Only Child(41)



“No, I can’t wait and see how things play out!” I could hear Mommy say, “You’re a lawyer, for fuck’s sake. Our son got mowed down by a madman and you’re just sitting here. I’m tired of watching you sit here. We should be doing something about this!”

Daddy scooched backward like he was trying to get away from Mommy. “I’m not saying let’s do nothing about it. I didn’t say that. I—”

Mommy interrupted him. “You did, actually.”

“I did NOT!” Daddy’s voice sounded louder now. “All I said was it’s been two weeks, Melissa, that’s it. Not even.”

“Exactly. Which is why now is the time to do something!” Now Mommy was yelling, and I could feel my chest starting to get tight.

“Can you please…?” Daddy made his voice quiet and waved his hands like he was pushing the air down.

Mommy’s voice got even louder. “Don’t shush me! It’s on them, Jim. It’s on them. My son is dead because of them, and I’m not going to sit on my ass and let them get away with it.” All of a sudden Mommy turned around, and I didn’t have time to move away from the door. Mommy was going to get more mad now because I was listening to their fighting.

Mommy opened the door. “What, Zach?”

I held up the book and said, “I wanted to see if you wanted to take turns reading.”

Mommy stared at me for a minute. I thought maybe she didn’t hear me, but then she said, “I can’t. Not right now, OK, Zach? Later, OK?” and then she walked out of Daddy’s office and around me back to the kitchen, and I heard the TV go on in the family room. Daddy leaned forward in his chair and put his elbows on the desk and his face in his hands again.

I was wrong about how it was going to get better after Mommy stopped being sad and in shock. There was still fighting, even without Andy here. I went back upstairs and into my hideout. After I got comfy on Andy’s sleeping bag, I switched on my Buzz flashlight and opened the book to the first chapter, and I read all the way through the whole book, no taking turns.





[ 25 ]


    The Secrets of Happiness


    “I feel like I’m seeing spring for the first time,” said Jack.

“Me too,” said Annie.

“Not just for the first time this year,” said Jack. “But for the first time in my whole life.”

“Me too,” said Annie.

Jack felt happy, really happy, as he and Annie headed for home in the sparkling morning light.

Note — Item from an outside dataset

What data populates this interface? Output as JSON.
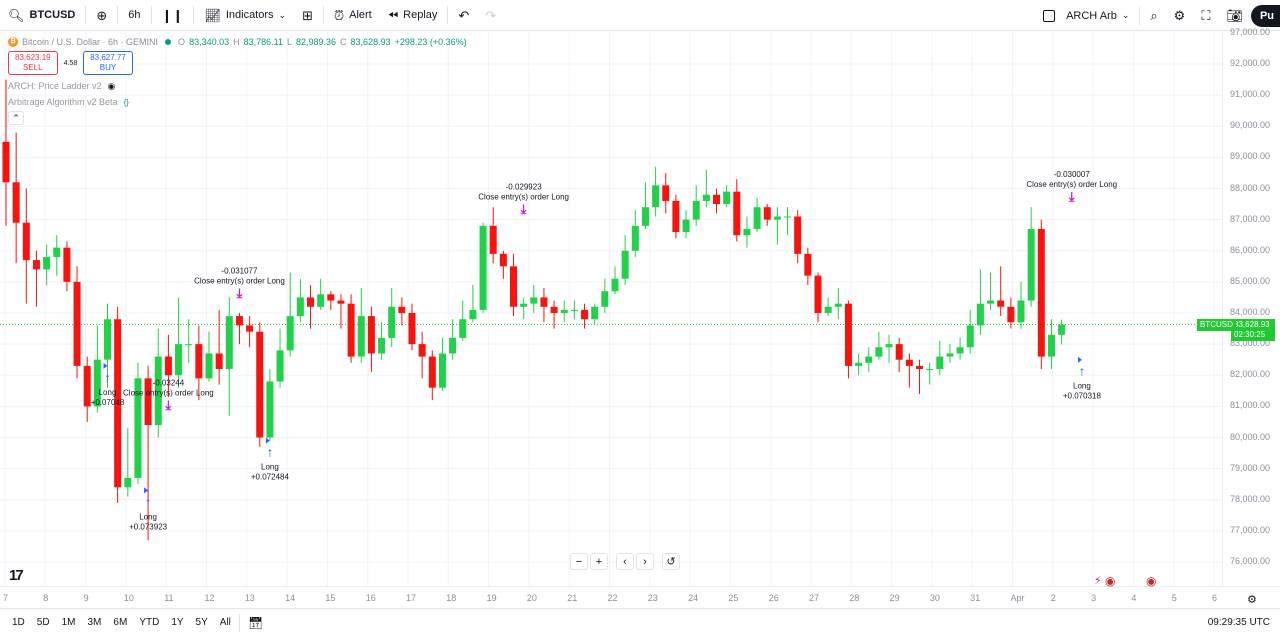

I closed the book and put it on the stack of books in the corner of the hideout, all the books I read in the last few days, and I stood up to stretch my legs. They hurt from sitting crisscross applesauce the whole time, and my neck hurt from leaning over the book. My throat felt scratchy from reading out loud. At first, when I started reading the Magic Tree House books all by myself, I read them quiet in my head, but then I switched to reading out loud. Miss Russell says it’s good to practice your reading out loud. You can read to a person or pretend, and your brain can record the sound of the words and learn faster.

So I started pretending like I was reading to someone.

And that someone was Andy.

I didn’t even know why I started doing that, except that after the funeral, when I first talked to Andy in the hideout and I said the truth to him, that he was being a jerk to me, it felt good to say that. So I decided I wanted to keep saying stuff to Andy. I started out with whispering, I didn’t know why. No one was going to hear me anyway, with Daddy staying in his office with the door closed all the time and Mommy reading on the iPad or cleaning invisible messes. And Mimi wasn’t staying overnight anymore, so we could have space, she said, even though there was already all that space in between everyone in the house.

But I still only whispered at first: “Hi, I’m back in your closet,” and it was like I could hear Andy say, “Duh,” because “Hello, I can see you sitting in there!”

“You didn’t always have to talk to me like that in your meany way,” I told Andy, and then I said all the truth things, all the stuff that he did that was really mean, to me and to Mommy. And it was weird because it was like the most I ever talked to Andy in my whole life.

But then I started to feel bad about saying just the bad things to him and nothing nice, because he was dead, and who knows, maybe he was really sad about that and lonely where he was now, so I wanted to say other things to him, too, but then I didn’t know what, so that’s when I decided to start reading out loud to him instead. Not in a whispering voice because that hurts your mouth after a while.

I started on Magic Tree House #30—that was the one I picked out to read with Mommy—and I read all of that and then #31, 32, 33, 34, 35, and 36, and it took like one whole day to read one book, so I was reading out loud for a lot of days already. The book I finished today was #37, Dragon of the Red Dawn, 105 pages and not a lot of pictures.

I liked reading to Andy, even if it was only pretend. When I was in the middle of reading, it didn’t feel like pretend. I had a feeling like he was right there, listening to me, and I went on adventures with Jack and Annie, and Andy went, too, all four of us.

After I was done stretching my legs, I sat back down and I looked at the wall with my feelings pages. A few days ago, I hung up something else on the wall, a picture of me and Andy. I found it on a whole pile of pictures on the dining room table, the ones that were hanging up at the wake, and I sneaked it upstairs.